A less than busy, but still hectic, Saturday lunch crowd filled our American-styled Bistro, Camp Americana, in San Francisco on that warm October afternoon. Fleet Week, one of the largest tourist events in the Bay Area, was being staged three blocks away. Chestnut Street shoppers, visitors, and regular customers were enjoying the autumn afternoon throughout the restaurant and on the brick, tree covered patio, at the rear of the restaurant. Working the rope, I had just seated a stylish couple from Manhattan, visiting for the event. The phone symphonically rang with requests for evening reservations while the roar of the Blue Angels, flying at high-rise roof height, added to the exciting buzz of the room.
Walking from the rear of the lodge styled dining room, past the fieldstone covered columns, towards the front door to greet another contemporary couple, a frumpy, disheveled customer, shoveling ketchup-coated French Fries in her mouth aggressively grabbed my arm, stopping me in mid step. She glared into my eyes with the look of a women begging for the Heimlich maneuver and suddenly yelled out "Pickles" at the top of her vocal range. The word could be heard over the roar of the Boeing F-18 Hornets flying overhead.
Assuming she had me mixed up with someone else, I explained my name was John and began to wipe the red ketchup spots from my freshly starched white shirt's sleeve. The discussion that followed would be best told at a later time.
"Pickles", however, had pushed me to the edge. I snapped like a thin, crisp Italian breadstick that had just been plunged into a ramekin of hard butter. In a culinary nano-second, the virtual flame of an enormous Flambe appeared before me. Within its light a vision. A perfectly pixelated picture of Charlie Campbell, Sharon Carisch, Jimmy Dean, Tom Fritz, John Anderson, Michael Morse, and Adam Platt, Carla Waldemar, and even Clint Eastwood all flashed in front of me. My entire restaurant career in a fast forward movie passed by.

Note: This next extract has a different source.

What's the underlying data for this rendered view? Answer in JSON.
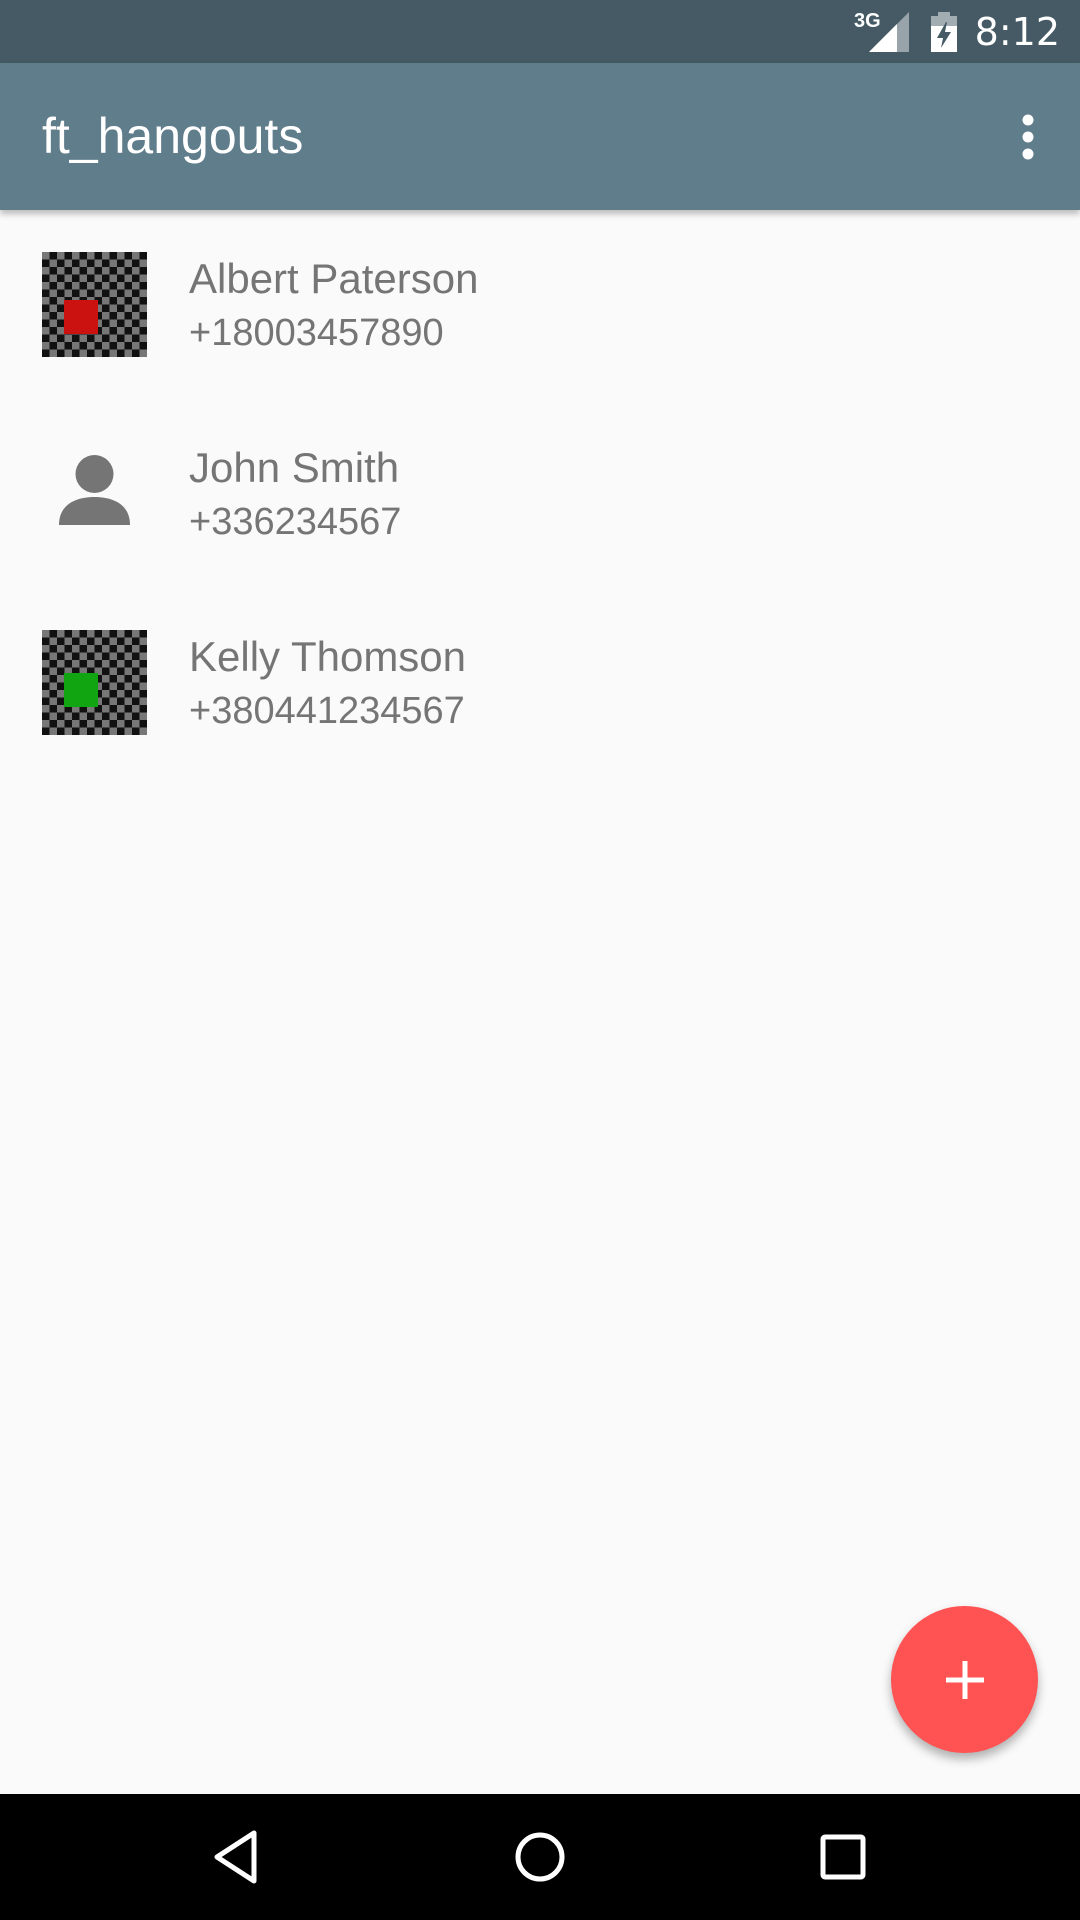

I realized it was time to get out.
The pressure of the business had finally caught up with me. Clearly what began as an adventure had turned into a catastrophic trip. The enjoyment of owning a restaurant had dissipated almost as quickly as the vision of the past. The business had become my crutch. We were no longer friends, or partners. My restaurant, once a place I enjoyed walking into each morning and leaving each night had become my arch enemy. No longer a place of comfort for me, how could it work for the customer?
With the Pickles episode constantly ruminating, I took steps to get out of the business´ grasp.